It’s not the best week for a new feature that lets you turn your smart assistant display into a security camera, but one company’s misfortune is another company’s gain, I suppose. Regardless, a brand-new “Home Monitoring” setting lets you do just that with your camera-equipped Amazon Echo Show, offering a handy way to see what your Show can see without anyone else in the room seeing you.
Here’s what I mean: You’ve always been able to “drop in” on your various Echo devices, and doing so on an Echo Show puts your face front-and-centre. That’s less than ideal if you just want to see what’s going on wherever said Show is set up — especially if you are concerned someone may have broken into your house. Having them stare at you while you stare at them might make them to go away, but this new setting means you’ll be able to make your observations a bit more stealthily (perhaps while you call the cops).

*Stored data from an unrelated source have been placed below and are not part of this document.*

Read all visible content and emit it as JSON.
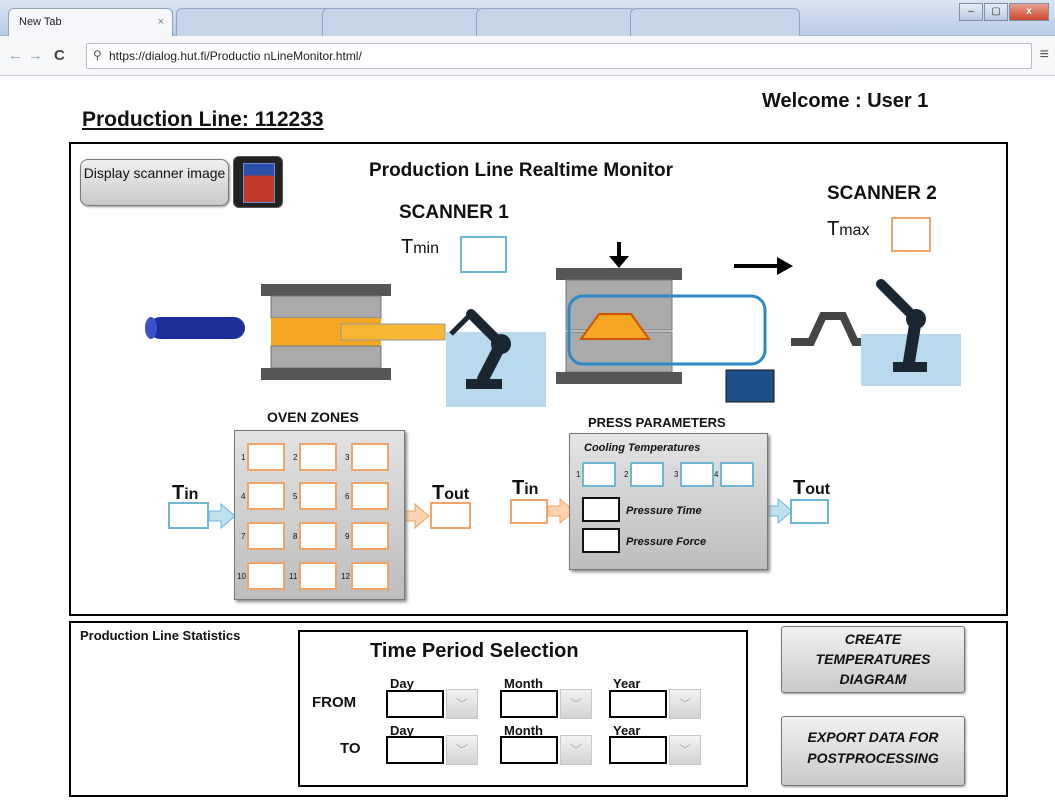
{
  "browser": {
    "active_tab": "New Tab",
    "tab_close": "×",
    "url": "https://dialog.hut.fi/Productio nLineMonitor.html/",
    "back": "←",
    "forward": "→",
    "reload": "C",
    "search_glyph": "⚲",
    "menu": "≡",
    "win_min": "–",
    "win_max": "▢",
    "win_close": "x"
  },
  "page": {
    "line_title": "Production Line: 112233",
    "welcome": "Welcome : User 1"
  },
  "monitor": {
    "title": "Production Line Realtime Monitor",
    "display_scanner_button": "Display scanner image",
    "scanner1": {
      "label": "SCANNER 1",
      "t_main": "T",
      "t_sub": "min"
    },
    "scanner2": {
      "label": "SCANNER 2",
      "t_main": "T",
      "t_sub": "max"
    },
    "oven": {
      "title": "OVEN ZONES",
      "zones": [
        "1",
        "2",
        "3",
        "4",
        "5",
        "6",
        "7",
        "8",
        "9",
        "10",
        "11",
        "12"
      ],
      "t_in": {
        "main": "T",
        "sub": "in"
      },
      "t_out": {
        "main": "T",
        "sub": "out"
      }
    },
    "press": {
      "title": "PRESS PARAMETERS",
      "cooling_label": "Cooling Temperatures",
      "cooling_numbers": [
        "1",
        "2",
        "3",
        "4"
      ],
      "pressure_time": "Pressure Time",
      "pressure_force": "Pressure Force",
      "t_in": {
        "main": "T",
        "sub": "in"
      },
      "t_out": {
        "main": "T",
        "sub": "out"
      }
    }
  },
  "stats": {
    "title": "Production Line Statistics",
    "period_title": "Time Period Selection",
    "from_label": "FROM",
    "to_label": "TO",
    "day_label": "Day",
    "month_label": "Month",
    "year_label": "Year",
    "dropdown_glyph": "﹀",
    "create_button": "CREATE TEMPERATURES DIAGRAM",
    "export_button": "EXPORT DATA FOR POSTPROCESSING"
  },
  "colors": {
    "blue_box": "#6cb8d6",
    "orange_box": "#f0a46a",
    "heat_orange": "#f5a623",
    "robot": "#1b2633"
  }
}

To get started, tap your Echo Show’s screen and access its Settings. Tap on Camera and enable Home Monitoring. I’ve had my Echo Show 10 for some time and had already enabled the feature, so this leads me to believe a recent Amazon update — as CNET confirms — unlocks the Home Monitoring feature for the Echo Show 5 and Echo Show 8. (YMMV for the specific settings you have to tap, which may be different from what I see on my Echo Show 10.)
Once you’ve enabled Home Monitoring on your smart display, simply launch the Alexa app on your phone or tablet. Tap on the Devices icon on the lower menu, but don’t tap Echo & Alexa — somewhat counterintuitively, you’ll instead need to tap Cameras.
Within Cameras, tap on your device. This will pull up said Camera and display a gigantic notification on your Echo Show. (No, you can’t enable the camera without triggering that notification, though I suppose it’s still better than your face/microphone dialling up your Echo Show.) You can unmute the Echo Show’s speaker to hear what’s going on or unmute your own microphone to talk through said speaker. You can also pinch to zoom the picture in and out. You can’t record what you’re viewing, though — what you see is all you get.